As described above in detail with reference to the embodiments, according to the present invention, a slight load can be applied to the oil pump at the time of idling of the engine to remove play in the spline fitting portion. Noise caused by backlash can be reduced.

[Brief description of drawings]

FIG. 1 is a block diagram showing a control system according to an embodiment of the present invention.

FIG. 2 is a circuit diagram showing a hydraulic circuit according to the embodiment.

FIG. 3 is a flow chart showing an operation of the embodiment.

4A and 4B are views showing a connecting portion between an engine and an oil pump in a forklift truck, in which FIG. 4A is a plan view showing a part of the forklift truck, and FIG. 4B is a sectional view taken along line AA of FIG. c)
FIG. 7B is a cross-sectional view showing an enlarged part B of FIG.

[Explanation of symbols]

 1 Engine 2 Oil Pump 2b Spline Section 11 Accelerator Switch 12 Accelerator 16 Unload Valve 26 Controller

 ─────────────────────────────────────────────────── ─── Continuation of the front page (72) Masao Kuramoto Inventor Masao, Sagamihara City, Kanagawa 3000 Tana, Sagamihara Manufacturing Co., Ltd.
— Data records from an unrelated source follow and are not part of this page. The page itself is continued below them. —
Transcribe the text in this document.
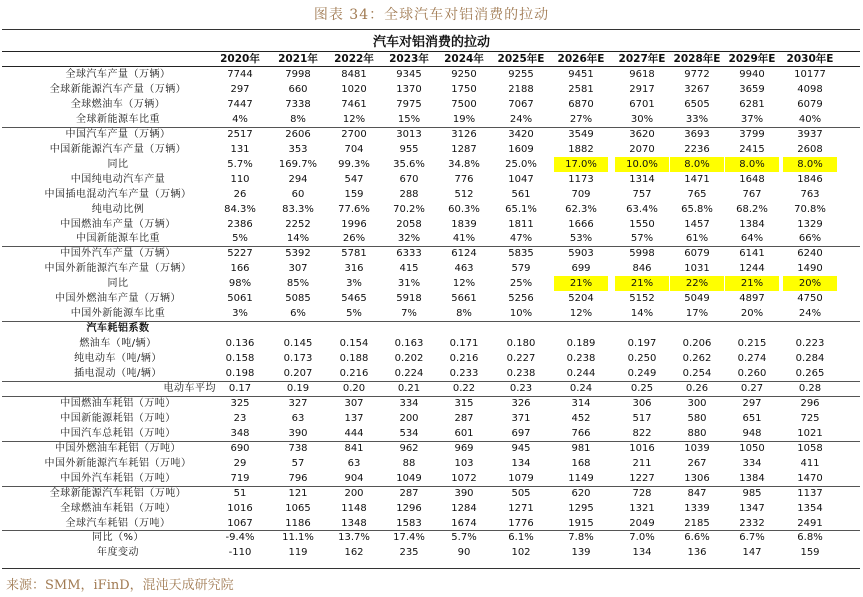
图表 34：全球汽车对铝消费的拉动
汽车对铝消费的拉动
2020年	2021年	2022年	2023年	2024年	2025年E	2026年E	2027年E 2028年E 2029年E	2030年E
全球汽车产量（万辆）	7744	7998	8481	9345	9250	9255	9451	9618	9772	9940	10177
全球新能源汽车产量（万辆）	297	660	1020	1370	1750	2188	2581	2917	3267	3659	4098
全球燃油车（万辆）	7447	7338	7461	7975	7500	7067	6870	6701	6505	6281	6079
全球新能源车比重	4%	8%	12%	15%	19%	24%	27%	30%	33%	37%	40%
中国汽车产量（万辆）	2517	2606	2700	3013	3126	3420	3549	3620	3693	3799	3937
中国新能源汽车产量（万辆）	131	353	704	955	1287	1609	1882	2070	2236	2415	2608
同比	5.7%	169.7%	99.3%	35.6%	34.8%	25.0%	17.0%	10.0%	8.0%	8.0%	8.0%
中国纯电动汽车产量	110	294	547	670	776	1047	1173	1314	1471	1648	1846
中国插电混动汽车产量（万辆）	26	60	159	288	512	561	709	757	765	767	763
纯电动比例	84.3%	83.3%	77.6%	70.2%	60.3%	65.1%	62.3%	63.4%	65.8%	68.2%	70.8%
中国燃油车产量（万辆）	2386	2252	1996	2058	1839	1811	1666	1550	1457	1384	1329
中国新能源车比重	5%	14%	26%	32%	41%	47%	53%	57%	61%	64%	66%
中国外汽车产量（万辆）	5227	5392	5781	6333	6124	5835	5903	5998	6079	6141	6240
中国外新能源汽车产量（万辆）	166	307	316	415	463	579	699	846	1031	1244	1490
同比	98%	85%	3%	31%	12%	25%	21%	21%	22%	21%	20%
中国外燃油车产量（万辆）	5061	5085	5465	5918	5661	5256	5204	5152	5049	4897	4750
中国外新能源车比重	3%	6%	5%	7%	8%	10%	12%	14%	17%	20%	24%
汽车耗铝系数
燃油车（吨/辆）	0.136	0.145	0.154	0.163	0.171	0.180	0.189	0.197	0.206	0.215	0.223
纯电动车（吨/辆）	0.158	0.173	0.188	0.202	0.216	0.227	0.238	0.250	0.262	0.274	0.284
插电混动（吨/辆）	0.198	0.207	0.216	0.224	0.233	0.238	0.244	0.249	0.254	0.260	0.265
电动车平均	0.17	0.19	0.20	0.21	0.22	0.23	0.24	0.25	0.26	0.27	0.28
中国燃油车耗铝（万吨）	325	327	307	334	315	326	314	306	300	297	296
中国新能源耗铝（万吨）	23	63	137	200	287	371	452	517	580	651	725
中国汽车总耗铝（万吨）	348	390	444	534	601	697	766	822	880	948	1021
中国外燃油车耗铝（万吨）	690	738	841	962	969	945	981	1016	1039	1050	1058
中国外新能源汽车耗铝（万吨）	29	57	63	88	103	134	168	211	267	334	411
中国外汽车耗铝（万吨）	719	796	904	1049	1072	1079	1149	1227	1306	1384	1470
全球新能源汽车耗铝（万吨）	51	121	200	287	390	505	620	728	847	985	1137
全球燃油车耗铝（万吨）	1016	1065	1148	1296	1284	1271	1295	1321	1339	1347	1354
全球汽车耗铝（万吨）	1067	1186	1348	1583	1674	1776	1915	2049	2185	2332	2491
同比（%）	-9.4%	11.1%	13.7%	17.4%	5.7%	6.1%	7.8%	7.0%	6.6%	6.7%	6.8%
年度变动	-110	119	162	235	90	102	139	134	136	147	159
来源：SMM，iFinD，混沌天成研究院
Eye Sagami High-Tech Co., Ltd. (72) Inventor Tsuruji Kitabayashi 3000 Tana, Sagamihara-shi, Kanagawa M-E-I Sagami Hi-Tech Co., Ltd.

Claims (1)

[Claims] 1. A hydraulic circuit of an industrial vehicle in which an oil pump and an engine, which is a drive source of the oil pump, are connected via a spline shaft, and an unload valve is provided in the hydraulic circuit as a countermeasure against pressure loss. The control device has an accelerator switch that detects the operating state of the accelerator, and a controller that controls the unload valve to be in the on-load state when the engine is idling when the accelerator switch does not detect the depression of the accelerator. A control device for a hydraulic circuit of an industrial vehicle characterized by the above.